Day expressed his disappointment in the newer edited versions of Shakespearean plays saying that the “editors tend to place punctuation based on the proper rules of grammar, as opposed to thinking of it the way Shakespeare intended.”
“Shakespeare wrote for his actors, therefore, the punctuation is there to give the actors clues of how to play the part. Changing the punctuation and editing Shakespeare in general is wrong and ruins the whole concept of the Shakespearean play,” he explained.
He added that the company trusts its actors to present the characters as Shakespeare intended.
“They trust us to do the work right and we try to do just that, we keep loyal to the original text.”
In turn, Tucker said that the circle starts with a complete trust in Shakespeare.
“We trust Shakespeare for being one of the best writers that ever lived. We trust that he knew exactly what he was doing in terms of the way he wrote his plays as well as the way he presented and rehearsed them.”
Tucker explained that the concept of the Original Shakespeare Company became a reality with one simple question he had asked while he helping in the rebuilding of the London Globe Theater.
“As the only theatrical expert on board, I was being told to establish where the rehearsal rooms should be and I found myself asking only one question: Why don’t we rehearse like Shakespeare did.”
“Unfortunately,” he added, “not one Elizabethan age expert knew the answer and so I decided to research it myself.”
The discoveries Tucker made led him to the next step in the logical train of research; experimentation.
“I found out that Shakespeare never had time to rehearse in the modern day sense of the word. For example, when he took his company to King James, he performed 22 plays in one month!” he exclaimed.
“It was then that I decided to try it out the Shakespeare way,” he said.
“I found a group of volunteer actors and slowly pushed them toward the self-reliant way, and it worked, perfectly,” he said.

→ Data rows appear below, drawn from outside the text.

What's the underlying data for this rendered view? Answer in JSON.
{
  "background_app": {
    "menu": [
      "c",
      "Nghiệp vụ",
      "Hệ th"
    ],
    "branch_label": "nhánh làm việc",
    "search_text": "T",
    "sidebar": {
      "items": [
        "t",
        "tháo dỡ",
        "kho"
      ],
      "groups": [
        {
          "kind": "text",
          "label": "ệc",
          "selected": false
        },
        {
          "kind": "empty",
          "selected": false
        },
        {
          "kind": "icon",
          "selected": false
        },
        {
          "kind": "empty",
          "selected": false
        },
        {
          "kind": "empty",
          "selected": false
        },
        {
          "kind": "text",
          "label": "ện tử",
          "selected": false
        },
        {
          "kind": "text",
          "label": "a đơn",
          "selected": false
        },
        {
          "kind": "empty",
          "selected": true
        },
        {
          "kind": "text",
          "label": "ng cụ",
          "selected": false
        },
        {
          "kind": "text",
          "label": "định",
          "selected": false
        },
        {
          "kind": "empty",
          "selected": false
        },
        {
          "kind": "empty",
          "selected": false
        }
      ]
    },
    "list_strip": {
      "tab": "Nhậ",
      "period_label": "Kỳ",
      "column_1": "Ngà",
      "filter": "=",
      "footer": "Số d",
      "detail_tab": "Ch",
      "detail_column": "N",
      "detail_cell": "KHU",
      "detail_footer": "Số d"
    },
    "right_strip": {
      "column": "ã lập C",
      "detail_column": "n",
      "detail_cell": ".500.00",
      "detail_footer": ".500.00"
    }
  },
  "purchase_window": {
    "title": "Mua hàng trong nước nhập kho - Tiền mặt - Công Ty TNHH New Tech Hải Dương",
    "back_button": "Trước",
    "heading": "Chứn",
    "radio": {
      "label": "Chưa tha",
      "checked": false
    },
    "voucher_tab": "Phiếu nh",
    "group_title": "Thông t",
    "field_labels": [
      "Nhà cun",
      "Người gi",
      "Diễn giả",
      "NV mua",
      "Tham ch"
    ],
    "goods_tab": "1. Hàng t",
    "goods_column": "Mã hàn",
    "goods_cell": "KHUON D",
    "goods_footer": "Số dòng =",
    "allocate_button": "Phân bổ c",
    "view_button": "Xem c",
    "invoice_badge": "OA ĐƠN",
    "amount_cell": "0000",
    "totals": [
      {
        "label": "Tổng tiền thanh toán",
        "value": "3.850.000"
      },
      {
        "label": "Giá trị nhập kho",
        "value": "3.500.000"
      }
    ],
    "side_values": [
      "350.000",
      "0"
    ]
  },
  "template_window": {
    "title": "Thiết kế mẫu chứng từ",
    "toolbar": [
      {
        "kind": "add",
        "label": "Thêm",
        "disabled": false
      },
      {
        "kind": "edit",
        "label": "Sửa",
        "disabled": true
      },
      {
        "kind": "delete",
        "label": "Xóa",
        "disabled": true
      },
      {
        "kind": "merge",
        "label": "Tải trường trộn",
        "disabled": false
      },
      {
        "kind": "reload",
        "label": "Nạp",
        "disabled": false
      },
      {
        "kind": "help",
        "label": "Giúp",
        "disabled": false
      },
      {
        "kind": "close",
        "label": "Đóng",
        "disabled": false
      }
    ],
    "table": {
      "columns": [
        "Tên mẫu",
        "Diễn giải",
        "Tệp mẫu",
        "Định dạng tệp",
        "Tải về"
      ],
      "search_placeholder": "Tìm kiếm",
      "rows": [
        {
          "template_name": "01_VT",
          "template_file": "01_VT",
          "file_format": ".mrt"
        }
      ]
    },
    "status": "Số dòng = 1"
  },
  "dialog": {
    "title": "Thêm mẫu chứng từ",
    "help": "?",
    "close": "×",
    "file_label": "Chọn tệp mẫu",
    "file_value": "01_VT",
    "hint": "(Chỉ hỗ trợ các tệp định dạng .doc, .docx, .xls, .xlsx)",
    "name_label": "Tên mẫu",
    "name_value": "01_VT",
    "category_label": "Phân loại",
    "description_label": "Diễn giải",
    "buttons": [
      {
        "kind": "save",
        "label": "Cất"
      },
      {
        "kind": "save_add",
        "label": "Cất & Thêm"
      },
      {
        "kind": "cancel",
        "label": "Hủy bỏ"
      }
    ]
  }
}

As the director, Tucker finds that his only responsibility is to remind the actors of the “punctuation and style of the words, in order to keep them focused on the original intent of Shakespeare.”
According to Tucker the actors, who hardly rehearse, do so only for exits, entrances, dances and fights.
The cue script gives the actors their words without any clues as to what the other players are saying, thinking, or doing.
Ironically, although Shakespeare was never able to use women for his female characters because of social taboos, and therefore suffered a lack of female actors, the group said that it sometimes finds itself having to place actresses in the role of some male characters due to the lack of male actors.
The 18 actors in the company are volunteers who work in the mainstream industry.
Friday’s performance will be the company’s fourth play but its first tragedy. Last year, the group presented a great rendition of The Twelfth Night.
The group has achieved great successes, especially in Germany where they played at the Globe Theater to an audience of 1600 in a theater that takes 1500.